Problem 4 — Voltage Divider Design

You need to produce a 3.3V reference from a 12V supply using a voltage divider. Assume the load draws negligible current.

(a) If R1 = 10kΩ, find the required value of R2.

(b) Calculate the current flowing through the divider.

(c) What power does each resistor dissipate?

(d) Are 1/4W resistors adequate?

Solution

(a) Using the voltage divider formula and solving for R2:

\[V_{out} = V_{in} \times \frac{R_2}{R_1 + R_2}\]

\[3.3 = 12 \times \frac{R_2}{10\text{k} + R_2}\]

\[3.3(10\text{k} + R_2) = 12 R_2\]

\[33{,}000 = 12 R_2 - 3.3 R_2 = 8.7 R_2\]

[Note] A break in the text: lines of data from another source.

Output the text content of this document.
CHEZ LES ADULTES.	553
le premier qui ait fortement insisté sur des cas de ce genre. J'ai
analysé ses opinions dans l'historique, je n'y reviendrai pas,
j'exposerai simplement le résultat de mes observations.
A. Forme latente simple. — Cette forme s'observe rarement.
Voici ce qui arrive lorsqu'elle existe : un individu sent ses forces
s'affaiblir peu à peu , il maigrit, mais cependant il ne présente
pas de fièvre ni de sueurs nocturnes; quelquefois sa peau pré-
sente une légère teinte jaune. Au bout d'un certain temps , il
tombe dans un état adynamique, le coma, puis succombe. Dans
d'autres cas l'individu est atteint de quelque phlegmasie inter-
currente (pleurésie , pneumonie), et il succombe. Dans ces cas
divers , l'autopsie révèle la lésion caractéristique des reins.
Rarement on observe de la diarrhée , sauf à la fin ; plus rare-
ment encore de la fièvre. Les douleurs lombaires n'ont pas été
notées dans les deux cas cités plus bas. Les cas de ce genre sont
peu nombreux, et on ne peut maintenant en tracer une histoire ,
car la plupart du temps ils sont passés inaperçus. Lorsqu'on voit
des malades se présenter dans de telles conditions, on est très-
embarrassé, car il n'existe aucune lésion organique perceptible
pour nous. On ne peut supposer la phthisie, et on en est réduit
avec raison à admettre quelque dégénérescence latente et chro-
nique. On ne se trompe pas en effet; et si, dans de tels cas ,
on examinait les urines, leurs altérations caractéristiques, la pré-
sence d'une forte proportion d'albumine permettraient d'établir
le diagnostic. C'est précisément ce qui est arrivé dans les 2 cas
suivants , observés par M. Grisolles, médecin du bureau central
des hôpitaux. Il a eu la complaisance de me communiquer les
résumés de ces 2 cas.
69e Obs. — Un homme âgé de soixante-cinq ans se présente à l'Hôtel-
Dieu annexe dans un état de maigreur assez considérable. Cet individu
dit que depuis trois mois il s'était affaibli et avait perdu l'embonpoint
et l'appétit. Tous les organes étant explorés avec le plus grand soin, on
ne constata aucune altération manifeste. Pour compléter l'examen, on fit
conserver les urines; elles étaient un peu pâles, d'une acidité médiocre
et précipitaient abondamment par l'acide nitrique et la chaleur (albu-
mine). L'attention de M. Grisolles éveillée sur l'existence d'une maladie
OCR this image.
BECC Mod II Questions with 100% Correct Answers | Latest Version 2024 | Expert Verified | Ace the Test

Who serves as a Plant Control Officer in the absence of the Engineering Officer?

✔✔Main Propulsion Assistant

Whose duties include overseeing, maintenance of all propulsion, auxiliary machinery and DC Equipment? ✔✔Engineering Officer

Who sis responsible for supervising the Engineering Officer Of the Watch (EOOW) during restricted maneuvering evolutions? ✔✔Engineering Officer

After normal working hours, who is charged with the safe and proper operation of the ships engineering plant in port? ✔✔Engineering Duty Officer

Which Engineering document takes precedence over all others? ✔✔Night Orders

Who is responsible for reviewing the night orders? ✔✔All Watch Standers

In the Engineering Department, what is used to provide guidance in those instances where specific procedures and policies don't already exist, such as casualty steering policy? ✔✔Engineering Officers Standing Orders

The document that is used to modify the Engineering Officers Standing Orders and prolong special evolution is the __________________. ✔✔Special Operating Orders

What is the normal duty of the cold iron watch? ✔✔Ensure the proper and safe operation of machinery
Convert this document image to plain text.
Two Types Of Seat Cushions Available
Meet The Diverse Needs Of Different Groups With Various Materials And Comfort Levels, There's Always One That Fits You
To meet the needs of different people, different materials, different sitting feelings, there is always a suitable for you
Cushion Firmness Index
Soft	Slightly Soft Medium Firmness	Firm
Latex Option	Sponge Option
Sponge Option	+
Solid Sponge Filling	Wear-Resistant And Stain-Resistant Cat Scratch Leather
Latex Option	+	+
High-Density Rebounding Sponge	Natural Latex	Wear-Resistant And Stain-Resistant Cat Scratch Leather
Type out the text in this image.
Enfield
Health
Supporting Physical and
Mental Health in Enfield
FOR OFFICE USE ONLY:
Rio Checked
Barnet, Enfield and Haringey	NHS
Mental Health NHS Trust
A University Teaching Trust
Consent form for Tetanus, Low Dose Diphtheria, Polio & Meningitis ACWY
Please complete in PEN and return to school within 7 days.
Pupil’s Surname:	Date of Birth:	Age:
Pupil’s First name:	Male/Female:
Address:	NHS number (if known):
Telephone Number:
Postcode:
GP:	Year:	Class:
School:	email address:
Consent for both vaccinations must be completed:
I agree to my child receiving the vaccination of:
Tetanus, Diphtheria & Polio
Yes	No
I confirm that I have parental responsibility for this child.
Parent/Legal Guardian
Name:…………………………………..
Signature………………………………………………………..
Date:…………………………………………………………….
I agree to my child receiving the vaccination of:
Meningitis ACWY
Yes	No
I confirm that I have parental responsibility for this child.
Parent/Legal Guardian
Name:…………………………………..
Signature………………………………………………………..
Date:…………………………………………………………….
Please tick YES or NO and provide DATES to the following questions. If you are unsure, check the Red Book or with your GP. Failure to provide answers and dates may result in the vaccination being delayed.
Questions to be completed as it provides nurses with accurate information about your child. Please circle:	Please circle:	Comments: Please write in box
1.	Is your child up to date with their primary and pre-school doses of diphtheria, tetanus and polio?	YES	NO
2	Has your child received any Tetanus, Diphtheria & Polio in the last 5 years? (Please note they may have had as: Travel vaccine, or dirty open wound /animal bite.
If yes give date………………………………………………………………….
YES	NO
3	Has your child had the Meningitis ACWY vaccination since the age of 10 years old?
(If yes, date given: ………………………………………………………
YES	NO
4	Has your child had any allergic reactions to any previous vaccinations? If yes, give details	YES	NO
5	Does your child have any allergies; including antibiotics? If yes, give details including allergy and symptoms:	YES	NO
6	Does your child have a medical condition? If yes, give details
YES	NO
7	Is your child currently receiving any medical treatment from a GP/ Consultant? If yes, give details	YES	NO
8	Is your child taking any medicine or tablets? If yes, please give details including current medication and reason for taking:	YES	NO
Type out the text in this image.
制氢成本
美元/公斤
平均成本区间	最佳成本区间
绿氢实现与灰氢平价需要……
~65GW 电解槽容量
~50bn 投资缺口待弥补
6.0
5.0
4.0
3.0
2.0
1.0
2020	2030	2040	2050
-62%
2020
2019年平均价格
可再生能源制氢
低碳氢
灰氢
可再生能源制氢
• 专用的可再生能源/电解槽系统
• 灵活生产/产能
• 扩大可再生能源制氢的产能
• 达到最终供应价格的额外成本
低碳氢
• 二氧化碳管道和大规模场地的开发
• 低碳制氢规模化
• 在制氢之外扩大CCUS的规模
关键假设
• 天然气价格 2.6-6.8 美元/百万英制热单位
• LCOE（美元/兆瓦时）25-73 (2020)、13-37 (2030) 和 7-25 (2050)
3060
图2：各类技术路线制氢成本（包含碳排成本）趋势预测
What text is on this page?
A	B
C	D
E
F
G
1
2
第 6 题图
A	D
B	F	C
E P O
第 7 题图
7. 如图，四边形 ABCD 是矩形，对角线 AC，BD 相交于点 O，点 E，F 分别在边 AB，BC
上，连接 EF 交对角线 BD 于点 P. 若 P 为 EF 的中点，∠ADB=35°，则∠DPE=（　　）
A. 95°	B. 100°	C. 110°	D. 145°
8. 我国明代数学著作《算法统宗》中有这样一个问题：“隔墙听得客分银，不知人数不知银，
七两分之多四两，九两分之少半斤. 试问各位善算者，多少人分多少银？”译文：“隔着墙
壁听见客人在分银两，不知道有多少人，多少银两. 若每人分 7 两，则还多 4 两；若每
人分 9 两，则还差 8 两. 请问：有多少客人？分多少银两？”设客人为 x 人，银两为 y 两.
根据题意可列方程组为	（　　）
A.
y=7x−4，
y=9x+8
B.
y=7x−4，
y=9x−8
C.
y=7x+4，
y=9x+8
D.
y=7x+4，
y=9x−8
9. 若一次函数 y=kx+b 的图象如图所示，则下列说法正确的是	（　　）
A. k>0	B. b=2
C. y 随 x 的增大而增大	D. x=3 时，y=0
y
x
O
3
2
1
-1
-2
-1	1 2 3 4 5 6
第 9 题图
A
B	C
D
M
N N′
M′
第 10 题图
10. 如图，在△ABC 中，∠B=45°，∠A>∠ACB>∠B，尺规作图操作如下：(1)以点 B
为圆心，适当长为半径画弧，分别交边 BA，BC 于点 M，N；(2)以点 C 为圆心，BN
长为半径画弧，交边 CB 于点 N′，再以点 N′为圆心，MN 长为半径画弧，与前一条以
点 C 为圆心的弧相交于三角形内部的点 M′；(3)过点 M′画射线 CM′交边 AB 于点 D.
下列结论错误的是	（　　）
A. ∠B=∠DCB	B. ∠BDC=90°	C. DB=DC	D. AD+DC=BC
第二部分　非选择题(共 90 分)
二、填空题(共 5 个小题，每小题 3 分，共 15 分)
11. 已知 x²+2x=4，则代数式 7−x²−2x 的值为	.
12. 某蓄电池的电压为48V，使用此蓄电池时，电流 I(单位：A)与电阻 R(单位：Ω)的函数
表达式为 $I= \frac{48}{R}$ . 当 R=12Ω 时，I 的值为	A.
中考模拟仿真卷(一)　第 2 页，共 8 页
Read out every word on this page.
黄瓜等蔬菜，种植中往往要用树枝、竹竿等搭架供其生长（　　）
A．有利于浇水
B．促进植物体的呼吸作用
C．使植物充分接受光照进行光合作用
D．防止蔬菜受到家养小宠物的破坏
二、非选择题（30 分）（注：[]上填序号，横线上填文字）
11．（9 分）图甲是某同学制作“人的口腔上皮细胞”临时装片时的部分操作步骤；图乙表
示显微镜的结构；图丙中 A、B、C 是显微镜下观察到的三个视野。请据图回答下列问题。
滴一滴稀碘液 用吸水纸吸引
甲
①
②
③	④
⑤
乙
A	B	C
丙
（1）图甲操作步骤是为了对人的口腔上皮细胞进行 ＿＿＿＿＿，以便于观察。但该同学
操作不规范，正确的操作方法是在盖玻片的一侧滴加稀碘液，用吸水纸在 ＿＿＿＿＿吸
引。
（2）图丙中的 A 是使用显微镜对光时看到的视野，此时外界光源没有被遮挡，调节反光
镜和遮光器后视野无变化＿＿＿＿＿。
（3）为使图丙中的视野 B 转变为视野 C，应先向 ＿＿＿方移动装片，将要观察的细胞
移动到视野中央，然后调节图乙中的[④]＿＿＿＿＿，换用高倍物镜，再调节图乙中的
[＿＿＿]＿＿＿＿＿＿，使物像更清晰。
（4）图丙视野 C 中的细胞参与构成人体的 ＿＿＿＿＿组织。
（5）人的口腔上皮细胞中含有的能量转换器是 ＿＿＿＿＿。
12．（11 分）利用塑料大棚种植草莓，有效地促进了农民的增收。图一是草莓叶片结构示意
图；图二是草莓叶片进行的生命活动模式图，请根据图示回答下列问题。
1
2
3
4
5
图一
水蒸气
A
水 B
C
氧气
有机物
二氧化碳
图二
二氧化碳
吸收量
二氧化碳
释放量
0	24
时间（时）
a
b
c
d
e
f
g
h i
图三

\[R_2 = \frac{33{,}000}{8.7} \approx 3.79\text{ kΩ}\]

The nearest standard value is 3.9kΩ (E24 series), giving \(V_{out} = 12 \times 3.9/(10 + 3.9) = 3.37\text{ V}\), which is close enough for most applications.

(b) [I = \frac{V_{in}}{R_1 + R_2} = \frac{12\text{ V}}{10\text{k} + 3.79\text{k}} = \frac{12}{13.79\text{k}} = 0.87\text{ mA}]

(c) [P_1 = I^2 R_1 = (0.00087)^2 \times 10{,}000 = 7.57\text{ mW}] [P_2 = I^2 R_2 = (0.00087)^2 \times 3{,}790 = 2.87\text{ mW}]

(d) Both are well below 250 mW. Yes, 1/4W resistors are more than adequate.